Exp.C-Row.1: Model fine-tuned on HAM; model tested on in-distribution HAM and unseen domains DMF, d7p, MSK, etc.

Exp.C-Row.2: Model fine-tuned on DMF; model tested on in-distribution DMF, previously learned domain HAM, and unseen domains d7p, MSK, etc.

and so on.

We observed an increasing drop in performance on previously trained datasets as we fine tune on more newer domains due to ‘catastrophic forgetting’. We also saw poor performance across datasets that were not part of the training process. Better performance was observed with our method Table 2, D.

• R1: Robustness of removing all incoming and outgoing connections (aka unit-pruning). We found this to help in reducing learning interference with previous tasks and thus overcome the forgetting problem, as demonstrated in Table 2, experiments E to I, where the performance of our incremental learning improves when unit-pruning is done instead of weight-based pruning.

• R3: Details of the Siamese Network. Its backbone is a regular convnet with architecture conv-pool-conv-pool-conv-pool-conv-pool-fc-fc-softmax. We train it using cross-entropy loss for 5 epochs with a constant learning rate of 1e-5 and a batch size of 32. Regarding how often the Siamese network has sent a test image to the wrong domain; that was very rare, occurring 2.18% of the time.

• R3: Clarity in the Merge-Prune process.

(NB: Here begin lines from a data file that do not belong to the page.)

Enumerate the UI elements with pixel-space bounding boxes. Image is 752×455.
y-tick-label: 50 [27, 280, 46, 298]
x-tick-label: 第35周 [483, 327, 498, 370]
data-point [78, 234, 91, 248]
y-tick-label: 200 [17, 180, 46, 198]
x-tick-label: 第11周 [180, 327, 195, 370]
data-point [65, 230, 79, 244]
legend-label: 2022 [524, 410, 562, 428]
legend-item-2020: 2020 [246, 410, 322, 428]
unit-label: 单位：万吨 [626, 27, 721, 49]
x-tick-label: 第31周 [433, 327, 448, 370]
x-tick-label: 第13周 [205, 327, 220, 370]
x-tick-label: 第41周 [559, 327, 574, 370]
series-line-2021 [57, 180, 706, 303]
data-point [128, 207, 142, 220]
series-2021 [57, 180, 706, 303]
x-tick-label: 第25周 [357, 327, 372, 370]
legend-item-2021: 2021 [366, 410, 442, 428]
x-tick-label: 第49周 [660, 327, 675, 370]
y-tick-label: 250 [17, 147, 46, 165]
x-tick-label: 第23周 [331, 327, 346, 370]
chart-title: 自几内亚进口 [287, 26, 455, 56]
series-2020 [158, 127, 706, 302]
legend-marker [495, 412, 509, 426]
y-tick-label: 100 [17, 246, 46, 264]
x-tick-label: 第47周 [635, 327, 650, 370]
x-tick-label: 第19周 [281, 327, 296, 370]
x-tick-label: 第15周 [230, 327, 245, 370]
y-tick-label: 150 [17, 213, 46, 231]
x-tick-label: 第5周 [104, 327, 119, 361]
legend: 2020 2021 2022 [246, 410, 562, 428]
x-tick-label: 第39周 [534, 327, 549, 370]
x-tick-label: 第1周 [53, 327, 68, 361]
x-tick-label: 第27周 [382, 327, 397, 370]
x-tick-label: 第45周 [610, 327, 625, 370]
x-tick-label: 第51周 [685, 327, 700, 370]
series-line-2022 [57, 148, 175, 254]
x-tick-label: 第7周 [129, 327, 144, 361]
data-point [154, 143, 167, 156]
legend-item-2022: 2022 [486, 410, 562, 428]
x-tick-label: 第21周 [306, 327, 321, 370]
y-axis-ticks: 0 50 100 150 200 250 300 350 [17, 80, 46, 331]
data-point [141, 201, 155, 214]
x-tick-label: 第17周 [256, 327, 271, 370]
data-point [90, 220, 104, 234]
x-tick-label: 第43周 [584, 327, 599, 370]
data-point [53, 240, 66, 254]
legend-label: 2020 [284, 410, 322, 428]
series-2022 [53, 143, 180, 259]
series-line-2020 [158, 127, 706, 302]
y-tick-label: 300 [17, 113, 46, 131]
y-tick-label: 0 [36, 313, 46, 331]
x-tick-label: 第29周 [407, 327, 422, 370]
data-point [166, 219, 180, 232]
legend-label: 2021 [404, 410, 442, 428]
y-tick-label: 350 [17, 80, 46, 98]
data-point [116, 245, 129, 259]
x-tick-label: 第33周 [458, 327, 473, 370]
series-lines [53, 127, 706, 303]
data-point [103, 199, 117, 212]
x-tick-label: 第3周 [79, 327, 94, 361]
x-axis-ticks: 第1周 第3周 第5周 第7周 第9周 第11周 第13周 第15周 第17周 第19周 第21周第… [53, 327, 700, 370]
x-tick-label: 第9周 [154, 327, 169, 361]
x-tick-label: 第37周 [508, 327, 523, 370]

Merge-Prune merges the pruning and training stages into one. We prune a specific number of units after each pruning interval (15 epochs in our experiments). This enabled successive training epochs to compensate for expected accuracy drops associated with the pruning, ie, un-pruned units will get adjusted to compensate for any possible accuracy drop.

• R3: Comparison with Taylor Expansion pruning (TE). As shown in Table 2, our results are very close to TE. Nonetheless, the two methods are different in terms of functionality. TE defines the importance of a unit as the squared change in loss induced by removing a specific filter from the network. Since computing the exact importance is quite expensive for large networks, they approximated it with a Taylor expansion. In our proposed method, the importance of a unit in a network is defined based on a culpability score which is calculated directly from the unit activations.

• R2: Comparison with existing pruning-based techniques ([0] Jung et al 2020 arXiv:2003.13726; [1] Golkar et al 2019 arXiv:1903.04476; [2] Yu et al 2018 CVPR). We will cite and discuss those references in context.